For artists on the middle and lower ends of the entertainment food chain, this can be a very hard thing to do. Sometimes, you get someone real good who makes life easy and the act sound great, but too often, you get someone who either doesn't know or doesn't care, and it shows in the overall sound. I assume that if you are taking the time to read a magazine like FOH, you are not part of the don't-know-don't-care contingent, but we all know that there are plenty of them out there.

I told him that the bottom line is that he needed to have a sound guy he could trust who knew the band and the material, and who could do those larger gigs with them. Even better, I said to come to terms with the fact that we ain't kids anymore–playing, singing and mixing mains and monitors from the stage is just too damn much work–and that he needed to start thinking of the band as a five-piece, not a four, and let the sound guy deal with setting up and running the system at all shows while he concentrated on the performance part. On some of the gigs they do, that is impossible just due to space constraints, but there are other problems, such as, where do you find this person to trust?
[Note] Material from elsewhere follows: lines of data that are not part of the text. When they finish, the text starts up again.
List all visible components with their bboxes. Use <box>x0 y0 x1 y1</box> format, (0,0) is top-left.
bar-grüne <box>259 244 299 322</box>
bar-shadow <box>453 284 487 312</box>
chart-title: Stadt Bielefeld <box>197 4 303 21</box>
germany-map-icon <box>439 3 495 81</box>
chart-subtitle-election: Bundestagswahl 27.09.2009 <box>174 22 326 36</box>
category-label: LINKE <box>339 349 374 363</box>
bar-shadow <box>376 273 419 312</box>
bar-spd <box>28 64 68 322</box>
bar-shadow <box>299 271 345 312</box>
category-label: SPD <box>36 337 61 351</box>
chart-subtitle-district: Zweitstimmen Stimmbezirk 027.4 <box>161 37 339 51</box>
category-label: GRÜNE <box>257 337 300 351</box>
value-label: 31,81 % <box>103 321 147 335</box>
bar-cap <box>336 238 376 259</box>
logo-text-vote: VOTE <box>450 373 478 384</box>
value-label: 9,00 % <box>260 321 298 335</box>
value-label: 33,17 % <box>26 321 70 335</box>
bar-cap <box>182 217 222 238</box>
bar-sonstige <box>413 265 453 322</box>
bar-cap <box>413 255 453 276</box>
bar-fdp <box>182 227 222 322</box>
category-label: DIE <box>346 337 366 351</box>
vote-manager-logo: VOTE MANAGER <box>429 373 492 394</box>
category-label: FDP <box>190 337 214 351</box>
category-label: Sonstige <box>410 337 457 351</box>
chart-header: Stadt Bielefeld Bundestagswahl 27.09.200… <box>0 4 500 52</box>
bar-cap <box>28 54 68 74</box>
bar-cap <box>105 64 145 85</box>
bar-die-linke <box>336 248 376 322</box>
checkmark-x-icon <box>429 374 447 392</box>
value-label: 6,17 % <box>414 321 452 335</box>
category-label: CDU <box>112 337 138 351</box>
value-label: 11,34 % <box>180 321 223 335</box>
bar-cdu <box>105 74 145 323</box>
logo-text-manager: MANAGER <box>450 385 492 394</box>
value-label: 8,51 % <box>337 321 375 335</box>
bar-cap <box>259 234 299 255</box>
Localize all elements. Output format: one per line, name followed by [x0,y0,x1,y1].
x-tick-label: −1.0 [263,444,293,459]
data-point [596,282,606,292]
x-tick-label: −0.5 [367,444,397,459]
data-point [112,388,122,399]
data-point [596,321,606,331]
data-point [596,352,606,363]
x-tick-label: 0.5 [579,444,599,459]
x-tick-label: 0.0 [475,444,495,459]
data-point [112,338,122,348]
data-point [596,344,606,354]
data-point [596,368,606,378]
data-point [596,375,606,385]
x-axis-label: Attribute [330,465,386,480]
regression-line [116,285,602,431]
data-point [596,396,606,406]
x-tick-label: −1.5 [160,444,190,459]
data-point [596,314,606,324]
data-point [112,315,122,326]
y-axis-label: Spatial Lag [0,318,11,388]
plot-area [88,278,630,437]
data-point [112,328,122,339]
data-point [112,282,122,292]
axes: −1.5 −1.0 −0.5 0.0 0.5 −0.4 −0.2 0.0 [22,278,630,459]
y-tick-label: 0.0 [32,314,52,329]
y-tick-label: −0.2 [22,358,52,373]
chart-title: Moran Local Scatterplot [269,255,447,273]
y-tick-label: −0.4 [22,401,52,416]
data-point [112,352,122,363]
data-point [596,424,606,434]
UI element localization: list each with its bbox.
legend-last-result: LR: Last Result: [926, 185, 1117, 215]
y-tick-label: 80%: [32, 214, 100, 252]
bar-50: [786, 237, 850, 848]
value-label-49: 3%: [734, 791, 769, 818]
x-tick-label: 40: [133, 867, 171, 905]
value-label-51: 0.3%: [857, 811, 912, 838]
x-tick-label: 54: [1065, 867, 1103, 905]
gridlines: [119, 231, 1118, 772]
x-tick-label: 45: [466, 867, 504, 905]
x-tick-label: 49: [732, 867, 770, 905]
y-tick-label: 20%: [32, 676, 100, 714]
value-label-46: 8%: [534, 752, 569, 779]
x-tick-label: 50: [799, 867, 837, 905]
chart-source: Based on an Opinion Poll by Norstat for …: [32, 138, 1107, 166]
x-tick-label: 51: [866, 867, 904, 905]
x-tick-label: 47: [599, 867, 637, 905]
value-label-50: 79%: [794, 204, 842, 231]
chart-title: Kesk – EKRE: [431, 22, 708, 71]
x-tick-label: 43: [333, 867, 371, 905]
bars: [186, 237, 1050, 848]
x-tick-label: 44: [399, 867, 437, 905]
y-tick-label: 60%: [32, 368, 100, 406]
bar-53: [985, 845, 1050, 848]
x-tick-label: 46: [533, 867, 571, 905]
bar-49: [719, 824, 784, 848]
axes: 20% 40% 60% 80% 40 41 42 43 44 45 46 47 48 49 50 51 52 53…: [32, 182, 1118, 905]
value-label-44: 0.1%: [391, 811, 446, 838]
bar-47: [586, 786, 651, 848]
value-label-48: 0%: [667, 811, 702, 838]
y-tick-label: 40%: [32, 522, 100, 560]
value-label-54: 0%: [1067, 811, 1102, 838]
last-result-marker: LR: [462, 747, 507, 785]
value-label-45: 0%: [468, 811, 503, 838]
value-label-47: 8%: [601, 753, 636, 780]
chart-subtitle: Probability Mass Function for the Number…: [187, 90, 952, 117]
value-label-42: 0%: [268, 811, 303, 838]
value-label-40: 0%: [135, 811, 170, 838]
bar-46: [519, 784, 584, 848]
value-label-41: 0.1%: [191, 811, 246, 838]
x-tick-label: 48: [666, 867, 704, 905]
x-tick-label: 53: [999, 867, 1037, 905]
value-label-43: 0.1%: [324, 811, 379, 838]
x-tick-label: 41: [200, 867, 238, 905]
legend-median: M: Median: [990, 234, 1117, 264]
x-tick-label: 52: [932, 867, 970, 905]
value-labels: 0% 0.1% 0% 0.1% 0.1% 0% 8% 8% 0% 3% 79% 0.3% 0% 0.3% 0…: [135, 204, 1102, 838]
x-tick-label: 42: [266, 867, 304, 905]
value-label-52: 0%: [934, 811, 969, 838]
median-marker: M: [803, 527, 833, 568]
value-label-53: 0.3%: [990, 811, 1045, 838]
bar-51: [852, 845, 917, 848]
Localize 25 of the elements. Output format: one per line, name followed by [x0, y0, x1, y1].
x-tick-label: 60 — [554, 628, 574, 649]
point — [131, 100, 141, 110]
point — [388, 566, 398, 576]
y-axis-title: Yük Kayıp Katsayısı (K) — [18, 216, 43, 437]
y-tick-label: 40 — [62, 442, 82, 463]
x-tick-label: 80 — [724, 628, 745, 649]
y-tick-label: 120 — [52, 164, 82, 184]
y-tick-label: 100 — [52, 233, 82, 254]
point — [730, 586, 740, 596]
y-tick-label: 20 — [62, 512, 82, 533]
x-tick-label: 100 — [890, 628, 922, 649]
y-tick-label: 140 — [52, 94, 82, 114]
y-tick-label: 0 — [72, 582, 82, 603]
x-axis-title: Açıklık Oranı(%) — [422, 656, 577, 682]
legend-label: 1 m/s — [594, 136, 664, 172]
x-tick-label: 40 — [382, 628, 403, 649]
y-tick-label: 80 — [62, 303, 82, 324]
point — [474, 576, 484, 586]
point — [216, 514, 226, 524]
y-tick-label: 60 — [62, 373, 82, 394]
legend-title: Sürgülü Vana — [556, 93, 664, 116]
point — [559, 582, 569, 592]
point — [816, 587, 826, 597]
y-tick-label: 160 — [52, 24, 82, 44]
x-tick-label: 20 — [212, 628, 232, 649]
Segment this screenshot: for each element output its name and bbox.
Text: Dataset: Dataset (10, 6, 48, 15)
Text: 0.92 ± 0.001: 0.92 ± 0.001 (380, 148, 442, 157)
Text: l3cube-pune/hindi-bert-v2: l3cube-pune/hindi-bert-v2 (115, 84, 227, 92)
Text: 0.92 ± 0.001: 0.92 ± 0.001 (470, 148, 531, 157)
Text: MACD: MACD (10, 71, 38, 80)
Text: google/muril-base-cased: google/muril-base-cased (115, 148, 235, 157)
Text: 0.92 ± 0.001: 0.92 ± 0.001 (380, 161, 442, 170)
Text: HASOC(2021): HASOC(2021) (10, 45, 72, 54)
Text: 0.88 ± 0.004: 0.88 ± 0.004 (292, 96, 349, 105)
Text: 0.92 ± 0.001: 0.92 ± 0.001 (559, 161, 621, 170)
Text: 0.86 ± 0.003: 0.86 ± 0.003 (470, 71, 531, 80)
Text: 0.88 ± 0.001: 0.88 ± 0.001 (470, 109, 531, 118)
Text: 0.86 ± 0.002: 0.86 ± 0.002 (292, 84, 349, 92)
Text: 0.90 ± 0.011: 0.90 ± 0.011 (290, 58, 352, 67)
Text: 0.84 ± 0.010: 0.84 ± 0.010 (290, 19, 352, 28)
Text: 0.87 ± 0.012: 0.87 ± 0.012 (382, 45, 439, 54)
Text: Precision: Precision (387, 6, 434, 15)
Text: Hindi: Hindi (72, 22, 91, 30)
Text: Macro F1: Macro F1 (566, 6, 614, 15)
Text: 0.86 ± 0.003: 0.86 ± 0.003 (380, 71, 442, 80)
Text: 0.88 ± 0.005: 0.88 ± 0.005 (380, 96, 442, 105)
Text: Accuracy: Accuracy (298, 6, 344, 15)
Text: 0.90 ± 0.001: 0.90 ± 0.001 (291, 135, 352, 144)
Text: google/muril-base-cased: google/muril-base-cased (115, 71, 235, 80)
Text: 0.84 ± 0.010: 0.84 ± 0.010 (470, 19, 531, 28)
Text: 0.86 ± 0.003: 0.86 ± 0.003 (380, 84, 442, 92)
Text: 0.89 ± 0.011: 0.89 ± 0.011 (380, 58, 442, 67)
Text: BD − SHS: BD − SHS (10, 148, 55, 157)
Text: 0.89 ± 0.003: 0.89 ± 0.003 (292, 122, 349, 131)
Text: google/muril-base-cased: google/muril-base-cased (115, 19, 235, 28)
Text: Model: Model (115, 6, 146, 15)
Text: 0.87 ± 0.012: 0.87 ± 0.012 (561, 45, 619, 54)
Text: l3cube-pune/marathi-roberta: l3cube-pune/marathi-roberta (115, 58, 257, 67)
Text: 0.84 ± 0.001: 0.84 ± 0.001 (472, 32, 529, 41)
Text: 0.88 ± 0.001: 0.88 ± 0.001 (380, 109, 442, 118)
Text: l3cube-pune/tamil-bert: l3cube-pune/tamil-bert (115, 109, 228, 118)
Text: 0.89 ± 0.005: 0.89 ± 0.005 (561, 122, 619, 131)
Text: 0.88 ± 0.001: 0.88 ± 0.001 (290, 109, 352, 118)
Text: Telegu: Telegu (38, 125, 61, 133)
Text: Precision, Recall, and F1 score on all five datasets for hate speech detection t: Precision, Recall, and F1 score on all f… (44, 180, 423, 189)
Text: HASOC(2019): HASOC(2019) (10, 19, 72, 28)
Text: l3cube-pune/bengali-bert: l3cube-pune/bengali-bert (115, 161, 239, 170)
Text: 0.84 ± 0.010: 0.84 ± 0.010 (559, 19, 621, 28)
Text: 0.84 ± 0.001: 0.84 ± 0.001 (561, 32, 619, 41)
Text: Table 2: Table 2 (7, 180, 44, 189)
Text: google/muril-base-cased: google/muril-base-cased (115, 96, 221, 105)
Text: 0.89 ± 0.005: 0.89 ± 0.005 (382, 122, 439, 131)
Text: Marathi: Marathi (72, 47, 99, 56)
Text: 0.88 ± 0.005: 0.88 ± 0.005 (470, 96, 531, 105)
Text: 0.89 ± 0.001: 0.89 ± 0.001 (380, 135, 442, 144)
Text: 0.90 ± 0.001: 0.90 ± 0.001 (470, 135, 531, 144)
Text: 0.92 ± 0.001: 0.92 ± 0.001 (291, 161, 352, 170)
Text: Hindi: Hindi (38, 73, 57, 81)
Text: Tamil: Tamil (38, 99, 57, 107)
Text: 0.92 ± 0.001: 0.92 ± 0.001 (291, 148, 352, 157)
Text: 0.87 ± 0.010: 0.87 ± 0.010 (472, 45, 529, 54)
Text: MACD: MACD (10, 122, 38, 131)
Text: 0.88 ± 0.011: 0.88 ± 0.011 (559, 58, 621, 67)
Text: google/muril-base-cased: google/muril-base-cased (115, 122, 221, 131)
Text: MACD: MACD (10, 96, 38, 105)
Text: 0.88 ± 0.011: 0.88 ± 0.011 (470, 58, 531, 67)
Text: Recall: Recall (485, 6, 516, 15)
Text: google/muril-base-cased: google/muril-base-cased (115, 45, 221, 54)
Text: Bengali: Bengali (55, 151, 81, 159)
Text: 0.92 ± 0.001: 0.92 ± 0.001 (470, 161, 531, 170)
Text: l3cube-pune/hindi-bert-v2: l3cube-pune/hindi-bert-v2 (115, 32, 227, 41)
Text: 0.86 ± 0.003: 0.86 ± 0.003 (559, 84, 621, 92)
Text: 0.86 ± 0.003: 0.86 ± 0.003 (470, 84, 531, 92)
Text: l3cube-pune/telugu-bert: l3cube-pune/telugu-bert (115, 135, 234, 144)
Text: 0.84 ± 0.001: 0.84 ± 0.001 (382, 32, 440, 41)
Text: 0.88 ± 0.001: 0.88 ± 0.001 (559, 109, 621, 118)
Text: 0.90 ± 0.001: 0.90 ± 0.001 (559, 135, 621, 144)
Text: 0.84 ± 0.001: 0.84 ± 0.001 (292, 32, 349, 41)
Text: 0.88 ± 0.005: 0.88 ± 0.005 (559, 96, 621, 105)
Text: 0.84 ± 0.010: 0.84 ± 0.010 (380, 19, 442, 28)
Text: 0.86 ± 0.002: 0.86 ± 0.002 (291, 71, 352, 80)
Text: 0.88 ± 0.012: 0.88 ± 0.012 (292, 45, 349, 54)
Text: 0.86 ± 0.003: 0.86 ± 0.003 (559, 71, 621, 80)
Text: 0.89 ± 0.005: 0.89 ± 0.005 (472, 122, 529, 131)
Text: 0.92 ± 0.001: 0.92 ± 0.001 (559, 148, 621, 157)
That switched to how do you know WHO to trust, as I reflected on stories I had heard in previous days about a production company getting totally dicked over by a nationally-known FOH guy who should know where the line lies between acceptable tough business practices and sleaze, but who chose to step over it because he thought he could get away with it. Or the local guy who hired some help for a show at a low-but-agreed- upon price, and then found himself as the one hired by the same guy a few gigs later, and at the end of the night, getting less than had been agreed upon because the kid figured that his labor on the first gig was worth more than he got paid, so he was deducting the difference from what was owed for the current gig.

And we are asking the artists to trust us as sound providers? I am starting to really understand Jerry's reluctance to let anyone else man the console.